Step-up in basis is one of the most valuable consequences of inheritance under U.S. tax law. When property is inherited, the recipient's tax basis is "stepped up" to the fair market value as of the date of death. This eliminates the accumulated capital gains that occurred during the decedent's lifetime.
Revocable trust assets typically qualify for step-up because the assets are included in the grantor's gross estate for federal estate tax purposes. The inclusion that triggers potential estate tax is the same inclusion that produces step-up in basis. For estates below the federal exclusion (currently very high), no estate tax is due, but the basis step-up still applies. This is one of the most powerful benefits of using a revocable trust as an estate planning tool.
Irrevocable trusts have more nuanced basis treatment. Assets transferred to an irrevocable trust during the grantor's lifetime generally take the grantor's carryover basis — not a stepped-up basis. Specific structures (intentionally defective grantor trusts, for example) can preserve step-up while achieving estate tax benefits. Planning around basis requires careful coordination.
The right choice depends on the grantor's goals:
Revocable living trust is the right choice when the grantor wants to maintain full control during life, avoid probate at death, plan for incapacity, and preserve flexibility to change the plan as life changes. The grantor accepts that the trust does not provide creditor protection or estate tax savings during life.

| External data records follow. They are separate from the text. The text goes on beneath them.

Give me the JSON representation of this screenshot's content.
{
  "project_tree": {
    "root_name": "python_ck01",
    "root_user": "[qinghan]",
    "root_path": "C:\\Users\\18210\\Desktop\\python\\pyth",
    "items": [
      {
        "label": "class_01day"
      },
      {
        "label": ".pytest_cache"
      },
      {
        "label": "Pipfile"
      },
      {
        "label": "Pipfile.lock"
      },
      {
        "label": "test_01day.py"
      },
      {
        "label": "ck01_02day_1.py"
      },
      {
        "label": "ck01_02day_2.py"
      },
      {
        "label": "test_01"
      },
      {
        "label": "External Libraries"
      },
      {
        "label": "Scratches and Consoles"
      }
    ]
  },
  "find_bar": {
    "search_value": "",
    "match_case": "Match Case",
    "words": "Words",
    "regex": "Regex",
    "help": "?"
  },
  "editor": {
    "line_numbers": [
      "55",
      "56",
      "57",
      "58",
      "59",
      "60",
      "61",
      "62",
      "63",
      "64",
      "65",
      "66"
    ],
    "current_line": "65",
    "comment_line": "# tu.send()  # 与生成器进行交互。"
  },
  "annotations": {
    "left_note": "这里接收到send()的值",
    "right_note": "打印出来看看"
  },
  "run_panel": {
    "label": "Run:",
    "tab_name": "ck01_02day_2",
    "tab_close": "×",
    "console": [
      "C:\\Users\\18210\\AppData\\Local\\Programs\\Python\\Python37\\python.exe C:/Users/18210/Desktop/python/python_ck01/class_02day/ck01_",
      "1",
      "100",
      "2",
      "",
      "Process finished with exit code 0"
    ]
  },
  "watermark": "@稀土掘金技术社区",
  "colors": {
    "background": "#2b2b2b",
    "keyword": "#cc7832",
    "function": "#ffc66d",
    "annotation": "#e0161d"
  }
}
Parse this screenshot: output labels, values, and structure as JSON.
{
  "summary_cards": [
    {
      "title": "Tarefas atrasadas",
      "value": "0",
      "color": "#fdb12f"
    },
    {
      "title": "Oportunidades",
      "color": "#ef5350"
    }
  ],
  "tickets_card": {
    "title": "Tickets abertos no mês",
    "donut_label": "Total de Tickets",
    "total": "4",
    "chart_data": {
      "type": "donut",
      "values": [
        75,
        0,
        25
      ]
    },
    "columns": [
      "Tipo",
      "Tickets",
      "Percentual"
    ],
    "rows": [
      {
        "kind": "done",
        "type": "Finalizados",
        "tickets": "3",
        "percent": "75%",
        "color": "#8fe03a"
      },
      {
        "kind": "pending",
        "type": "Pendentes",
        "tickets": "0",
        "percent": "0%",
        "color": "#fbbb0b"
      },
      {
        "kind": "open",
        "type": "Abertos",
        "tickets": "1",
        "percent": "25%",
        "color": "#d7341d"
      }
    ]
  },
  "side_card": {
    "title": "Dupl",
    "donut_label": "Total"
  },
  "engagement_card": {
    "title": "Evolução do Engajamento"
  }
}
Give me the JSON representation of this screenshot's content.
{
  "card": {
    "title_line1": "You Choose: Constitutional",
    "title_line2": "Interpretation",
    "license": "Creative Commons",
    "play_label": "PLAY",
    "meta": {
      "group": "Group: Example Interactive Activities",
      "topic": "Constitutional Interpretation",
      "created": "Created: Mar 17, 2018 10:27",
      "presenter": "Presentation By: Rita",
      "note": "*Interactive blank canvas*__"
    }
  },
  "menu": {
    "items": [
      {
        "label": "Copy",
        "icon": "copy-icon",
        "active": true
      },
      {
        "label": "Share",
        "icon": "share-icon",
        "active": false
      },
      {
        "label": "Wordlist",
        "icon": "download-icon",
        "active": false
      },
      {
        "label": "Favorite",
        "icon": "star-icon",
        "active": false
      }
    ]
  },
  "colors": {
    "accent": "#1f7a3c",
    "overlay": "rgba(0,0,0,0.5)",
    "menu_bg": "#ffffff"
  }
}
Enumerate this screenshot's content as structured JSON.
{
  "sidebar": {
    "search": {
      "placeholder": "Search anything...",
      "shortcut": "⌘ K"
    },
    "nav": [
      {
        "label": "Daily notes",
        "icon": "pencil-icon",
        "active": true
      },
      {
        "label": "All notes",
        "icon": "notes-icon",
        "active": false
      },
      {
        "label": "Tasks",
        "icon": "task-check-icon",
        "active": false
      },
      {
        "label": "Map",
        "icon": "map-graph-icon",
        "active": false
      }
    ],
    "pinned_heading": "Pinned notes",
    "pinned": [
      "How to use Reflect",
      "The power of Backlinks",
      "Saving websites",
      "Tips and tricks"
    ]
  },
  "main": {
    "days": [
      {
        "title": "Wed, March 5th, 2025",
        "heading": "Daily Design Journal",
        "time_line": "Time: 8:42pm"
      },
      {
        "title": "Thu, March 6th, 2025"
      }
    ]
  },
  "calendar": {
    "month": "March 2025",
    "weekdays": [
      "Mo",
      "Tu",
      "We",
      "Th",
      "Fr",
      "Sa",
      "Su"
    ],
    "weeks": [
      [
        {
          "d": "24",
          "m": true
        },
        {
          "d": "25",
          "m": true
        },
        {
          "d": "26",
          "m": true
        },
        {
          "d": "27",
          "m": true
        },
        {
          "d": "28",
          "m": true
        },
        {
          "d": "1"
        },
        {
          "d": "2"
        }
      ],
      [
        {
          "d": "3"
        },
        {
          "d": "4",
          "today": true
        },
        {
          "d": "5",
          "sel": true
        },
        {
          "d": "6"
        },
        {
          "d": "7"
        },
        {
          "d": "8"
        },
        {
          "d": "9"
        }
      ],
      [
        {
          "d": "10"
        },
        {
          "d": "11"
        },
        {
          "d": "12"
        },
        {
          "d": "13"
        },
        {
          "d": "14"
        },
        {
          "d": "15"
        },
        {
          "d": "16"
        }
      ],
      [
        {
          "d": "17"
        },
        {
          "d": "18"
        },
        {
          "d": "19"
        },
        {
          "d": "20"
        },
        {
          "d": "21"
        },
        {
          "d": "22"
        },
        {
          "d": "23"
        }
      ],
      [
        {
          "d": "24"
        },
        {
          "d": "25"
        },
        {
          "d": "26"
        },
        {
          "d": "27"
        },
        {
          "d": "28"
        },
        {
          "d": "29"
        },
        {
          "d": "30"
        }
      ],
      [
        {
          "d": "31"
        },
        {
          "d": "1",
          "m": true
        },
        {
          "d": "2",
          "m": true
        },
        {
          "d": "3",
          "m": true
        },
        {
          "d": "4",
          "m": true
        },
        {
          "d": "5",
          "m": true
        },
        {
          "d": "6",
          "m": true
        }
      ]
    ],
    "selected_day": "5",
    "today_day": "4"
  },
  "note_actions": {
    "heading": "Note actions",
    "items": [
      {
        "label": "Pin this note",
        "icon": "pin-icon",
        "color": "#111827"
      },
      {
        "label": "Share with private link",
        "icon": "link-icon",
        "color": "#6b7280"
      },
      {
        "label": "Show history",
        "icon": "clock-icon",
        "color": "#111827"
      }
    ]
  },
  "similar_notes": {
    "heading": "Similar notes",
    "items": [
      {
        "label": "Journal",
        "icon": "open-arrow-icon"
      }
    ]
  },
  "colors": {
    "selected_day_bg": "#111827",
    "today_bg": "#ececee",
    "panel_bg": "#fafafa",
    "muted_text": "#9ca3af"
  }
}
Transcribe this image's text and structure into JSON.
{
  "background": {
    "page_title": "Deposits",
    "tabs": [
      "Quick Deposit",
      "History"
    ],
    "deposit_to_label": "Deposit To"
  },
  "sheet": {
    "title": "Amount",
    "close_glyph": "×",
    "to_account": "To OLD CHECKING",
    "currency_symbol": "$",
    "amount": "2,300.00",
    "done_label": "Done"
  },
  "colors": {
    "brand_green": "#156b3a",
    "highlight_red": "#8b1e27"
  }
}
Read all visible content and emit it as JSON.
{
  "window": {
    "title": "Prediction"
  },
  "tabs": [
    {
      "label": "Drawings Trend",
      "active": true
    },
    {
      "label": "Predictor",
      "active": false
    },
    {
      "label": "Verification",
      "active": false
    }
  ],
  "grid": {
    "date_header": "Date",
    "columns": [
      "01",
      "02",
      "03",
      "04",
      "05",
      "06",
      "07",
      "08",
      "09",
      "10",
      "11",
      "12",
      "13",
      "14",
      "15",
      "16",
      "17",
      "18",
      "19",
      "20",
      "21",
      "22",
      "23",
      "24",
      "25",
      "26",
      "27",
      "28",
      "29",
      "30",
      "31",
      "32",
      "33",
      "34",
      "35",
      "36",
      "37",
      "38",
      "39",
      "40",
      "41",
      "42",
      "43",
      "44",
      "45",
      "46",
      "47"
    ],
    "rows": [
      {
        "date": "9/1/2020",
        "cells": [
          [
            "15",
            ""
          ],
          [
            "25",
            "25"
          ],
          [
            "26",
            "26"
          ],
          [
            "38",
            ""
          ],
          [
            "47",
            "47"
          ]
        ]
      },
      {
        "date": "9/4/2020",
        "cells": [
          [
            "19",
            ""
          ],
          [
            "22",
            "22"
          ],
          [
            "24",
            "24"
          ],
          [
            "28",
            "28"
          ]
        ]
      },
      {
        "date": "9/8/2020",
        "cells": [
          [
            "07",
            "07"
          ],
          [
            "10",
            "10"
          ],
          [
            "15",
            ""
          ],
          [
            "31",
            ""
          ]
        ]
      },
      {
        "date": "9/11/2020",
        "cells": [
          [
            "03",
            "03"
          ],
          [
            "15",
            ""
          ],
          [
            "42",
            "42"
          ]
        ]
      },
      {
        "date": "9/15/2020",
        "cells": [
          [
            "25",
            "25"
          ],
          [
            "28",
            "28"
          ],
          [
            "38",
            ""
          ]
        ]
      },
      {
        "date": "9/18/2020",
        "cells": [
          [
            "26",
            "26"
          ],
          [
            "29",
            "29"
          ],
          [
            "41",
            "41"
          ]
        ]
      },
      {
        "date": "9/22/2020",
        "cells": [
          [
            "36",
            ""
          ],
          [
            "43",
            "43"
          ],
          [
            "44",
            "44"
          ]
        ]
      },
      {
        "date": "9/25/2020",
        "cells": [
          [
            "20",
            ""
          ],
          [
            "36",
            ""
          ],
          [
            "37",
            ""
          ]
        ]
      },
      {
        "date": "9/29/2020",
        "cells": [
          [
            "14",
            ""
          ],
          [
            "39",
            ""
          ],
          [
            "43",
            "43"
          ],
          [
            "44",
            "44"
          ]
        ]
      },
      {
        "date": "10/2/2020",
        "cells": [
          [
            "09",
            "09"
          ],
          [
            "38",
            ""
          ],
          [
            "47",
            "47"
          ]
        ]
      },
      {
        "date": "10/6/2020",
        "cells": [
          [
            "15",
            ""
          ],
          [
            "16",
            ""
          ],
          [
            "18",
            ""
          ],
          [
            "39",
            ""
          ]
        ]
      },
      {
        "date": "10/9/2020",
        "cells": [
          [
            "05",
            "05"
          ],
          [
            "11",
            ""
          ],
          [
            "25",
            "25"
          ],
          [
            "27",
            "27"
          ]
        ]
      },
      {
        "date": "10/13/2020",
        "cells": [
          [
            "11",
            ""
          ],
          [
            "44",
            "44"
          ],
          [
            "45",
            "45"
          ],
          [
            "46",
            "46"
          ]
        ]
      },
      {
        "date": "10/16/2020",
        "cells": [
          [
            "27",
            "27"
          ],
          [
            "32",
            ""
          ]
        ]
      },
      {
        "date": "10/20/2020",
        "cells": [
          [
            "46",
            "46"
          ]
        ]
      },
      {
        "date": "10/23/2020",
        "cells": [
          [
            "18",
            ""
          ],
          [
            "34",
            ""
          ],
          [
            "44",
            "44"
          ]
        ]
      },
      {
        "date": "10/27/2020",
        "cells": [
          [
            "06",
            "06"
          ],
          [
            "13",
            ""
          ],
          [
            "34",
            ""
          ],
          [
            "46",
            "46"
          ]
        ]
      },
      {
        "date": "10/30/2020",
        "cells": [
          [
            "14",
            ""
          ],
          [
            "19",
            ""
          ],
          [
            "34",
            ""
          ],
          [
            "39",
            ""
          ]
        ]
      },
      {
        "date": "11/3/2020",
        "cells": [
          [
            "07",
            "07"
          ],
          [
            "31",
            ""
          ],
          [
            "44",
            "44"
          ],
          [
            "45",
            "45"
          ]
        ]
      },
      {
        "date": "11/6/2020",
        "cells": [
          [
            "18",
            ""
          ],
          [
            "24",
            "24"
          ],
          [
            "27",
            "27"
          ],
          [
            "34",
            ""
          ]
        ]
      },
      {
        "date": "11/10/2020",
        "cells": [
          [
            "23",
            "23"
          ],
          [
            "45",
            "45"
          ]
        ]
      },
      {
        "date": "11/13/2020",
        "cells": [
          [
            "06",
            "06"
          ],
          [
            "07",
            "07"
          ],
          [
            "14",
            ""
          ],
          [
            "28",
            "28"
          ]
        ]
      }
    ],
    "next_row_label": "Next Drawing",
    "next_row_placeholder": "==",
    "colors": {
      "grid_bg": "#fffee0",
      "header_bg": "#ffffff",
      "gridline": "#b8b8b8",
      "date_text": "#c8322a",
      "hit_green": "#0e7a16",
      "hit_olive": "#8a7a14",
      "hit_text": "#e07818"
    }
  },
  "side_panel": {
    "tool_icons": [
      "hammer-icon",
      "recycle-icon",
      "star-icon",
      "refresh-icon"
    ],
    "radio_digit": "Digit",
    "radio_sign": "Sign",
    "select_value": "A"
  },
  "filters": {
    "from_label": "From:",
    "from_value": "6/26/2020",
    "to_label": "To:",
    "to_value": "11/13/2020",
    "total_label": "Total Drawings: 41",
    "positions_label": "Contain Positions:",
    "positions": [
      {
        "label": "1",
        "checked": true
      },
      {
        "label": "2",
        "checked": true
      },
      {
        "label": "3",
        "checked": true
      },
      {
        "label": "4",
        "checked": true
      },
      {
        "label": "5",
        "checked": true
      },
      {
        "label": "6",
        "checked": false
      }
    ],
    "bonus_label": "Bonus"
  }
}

Irrevocable trust is the right choice when the grantor needs specific benefits that require relinquishing control — Medicaid asset protection, federal estate tax planning, creditor protection, or special-needs planning. The grantor accepts that the trust cannot be amended or undone without specific limited mechanisms.
Many comprehensive plans use both — a revocable living trust as the central probate-avoidance vehicle, plus one or more irrevocable trusts for specific purposes (an ILIT for life insurance, a SLAT for gift exemption use, a MAPT for Medicaid planning).
Several misconceptions come up regularly:
"A revocable trust avoids estate tax." No. Revocable trust assets are included in the grantor's gross estate just like assets held individually. The revocable trust does not provide estate tax benefits during life.
"A revocable trust protects against creditors." No, not during the grantor's life. The grantor's creditors can reach revocable trust assets just as they could reach assets held individually. After the grantor's death, the trust assets are subject to claims of the grantor's creditors (although the procedure is different from probate creditor claims).
"All irrevocable trusts are the same." No. Irrevocable trusts come in many varieties with very different rules, tax treatment, and planning purposes. SLAT, ILIT, MAPT, IDGT, GRAT, CRT, CLT — each has its own design and use case.
"A trust eliminates the need for a will." No. Even with a fully funded trust, a pour-over will is generally recommended to catch any assets the grantor forgot to fund. A will is also the only place to nominate a guardian for minor children.